David Vasquez, a third-year architecture student, said he hadn’t heard of any of the programs.

Given the recent increase in mass shootings and other emergencies on American college campuses, it is more important than ever for UCLA to ensure the majority of the student body has access to reliable crisis information through a digital campus safety platform. The alternative is misinformation and a lack of crisis readiness.

The surplus of campus safety apps, however, may hinder this information dissemination. Administrative Vice Chancellor Michael Beck said Bruins Safe Online is designed to post more information than the regular Bruins Safe app in the event of an emergency, meaning students who use the app may be under-informed. Consolidating these platforms, on the other hand, would guarantee all students have comprehensive, up-to-date information on a possible crisis.

The apps also haven’t been well-promoted to the student body. The university’s strategies to promote Bruins Safe to students mostly entailed presentations at orientation sessions and campus-wide emails, both of which are low-cost pursuits, Beck said. UCLA could easily expand its promotional efforts if it only needed to market one app, as it would permit the university to focus its resources and not divide them between multiple apps.

Of course, bringing every campus safety function under one roof could lead to information overload, making it more difficult for students to access vital resources when they need them most, Beck added. But while this concern is legitimate, it shouldn’t stop the university from moving ahead and consolidating.

The process of integrating each campus safety resource into one app will inevitably cause extraneous or unnecessary functions to be removed in the interest of saving space. Bruins Safe, for instance, has a number of practically useless features such as a “personal safety toolbox” that includes a flashlight and a button to share the app with friends. Such features would presumably be removed if UCLA’s campus safety apps were ever consolidated.
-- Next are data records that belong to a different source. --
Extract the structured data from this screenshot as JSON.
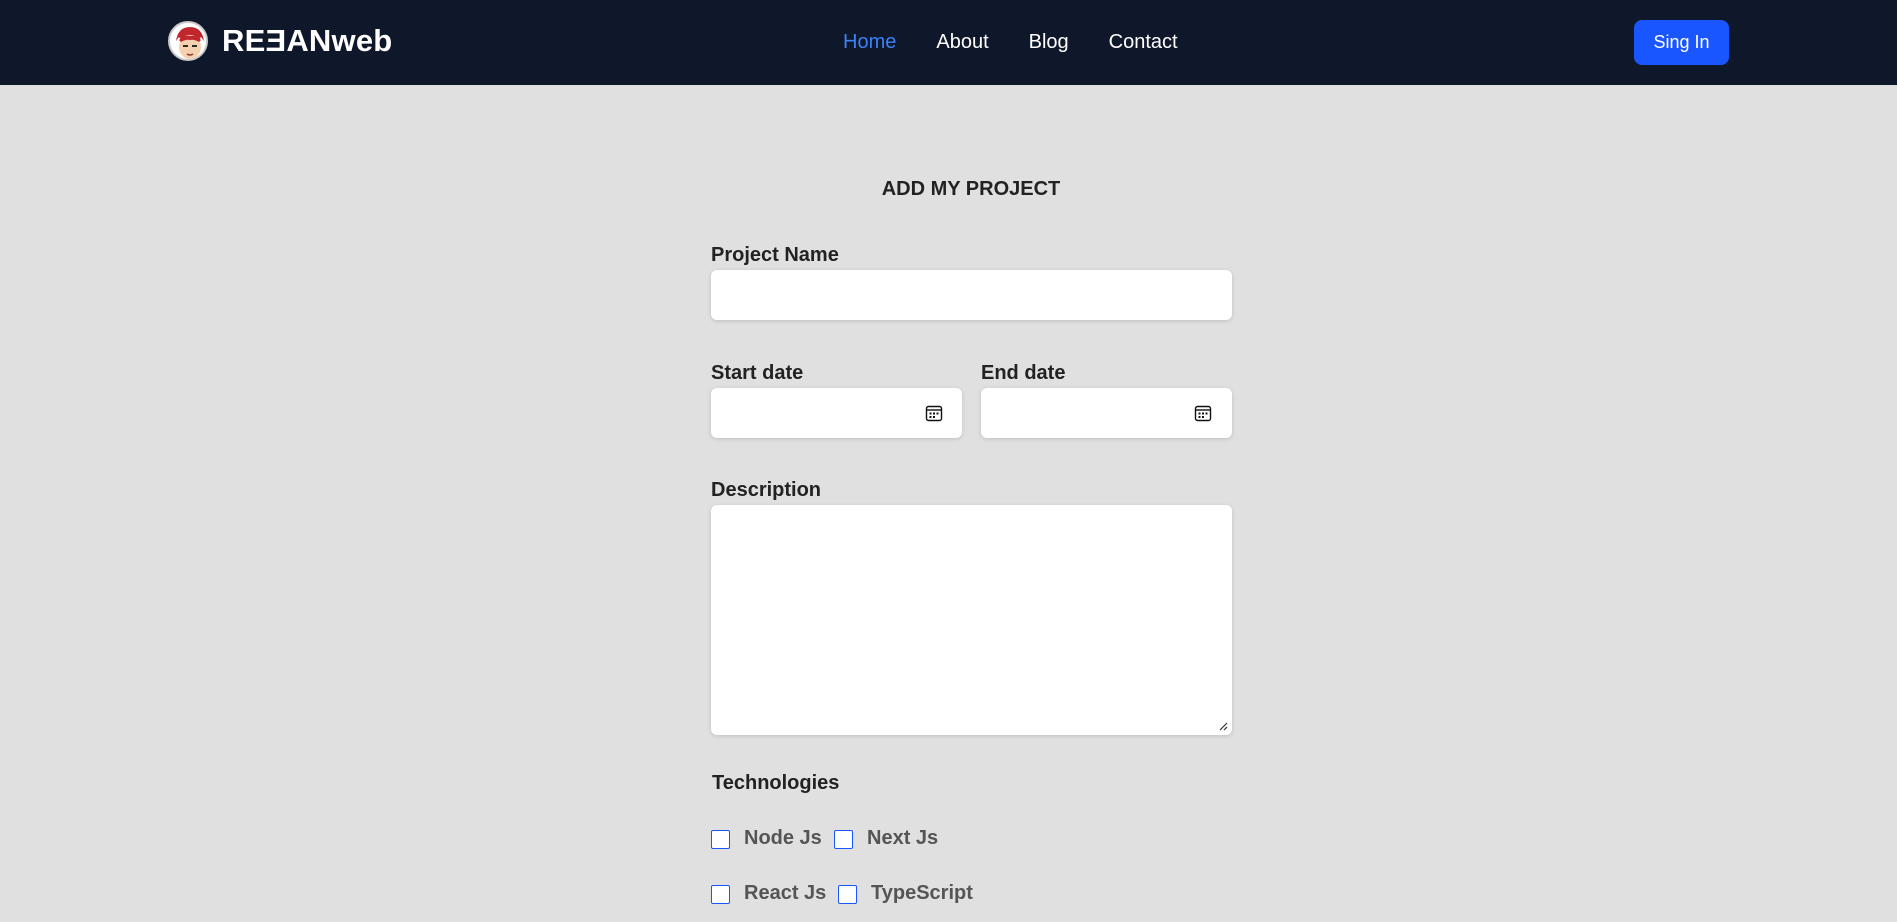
{
  "brand": {
    "name": "REƎANweb"
  },
  "nav": {
    "links": [
      "Home",
      "About",
      "Blog",
      "Contact"
    ],
    "signin_label": "Sing In"
  },
  "form": {
    "title": "ADD MY PROJECT",
    "project_name_label": "Project Name",
    "start_date_label": "Start date",
    "end_date_label": "End date",
    "description_label": "Description",
    "technologies_label": "Technologies",
    "technologies": [
      "Node Js",
      "Next Js",
      "React Js",
      "TypeScript"
    ]
  },
  "colors": {
    "navbar_bg": "#0f172a",
    "active_link": "#3b82f6",
    "button_bg": "#1a56ff",
    "page_bg": "#e0e0e0"
  }
}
Moreover, UCLA has the technical knowledge and the resources to create a comprehensive, easy-to-use campus safety app. It seems reasonable to assume that a university whose computer science department is ranked thirteenth nationally has a pool of tech talent to draw from in creating an app. In addition, Kirkland said UCLA spent $24,000 to create the Bruins Safe app. If the university can spend such a sum on a non-comprehensive safety app, it seems likely it can spend more on a comprehensive one.

Modern campus safety requires universities to offer a widespread, easy-to-use digital platform to disseminate information during an emergency. Consolidating the various safety programs into a comprehensive app would help UCLA measure up to this standard, as well as make the app easier to use and promote to students.

When it comes to campus safety apps, less is definitely more.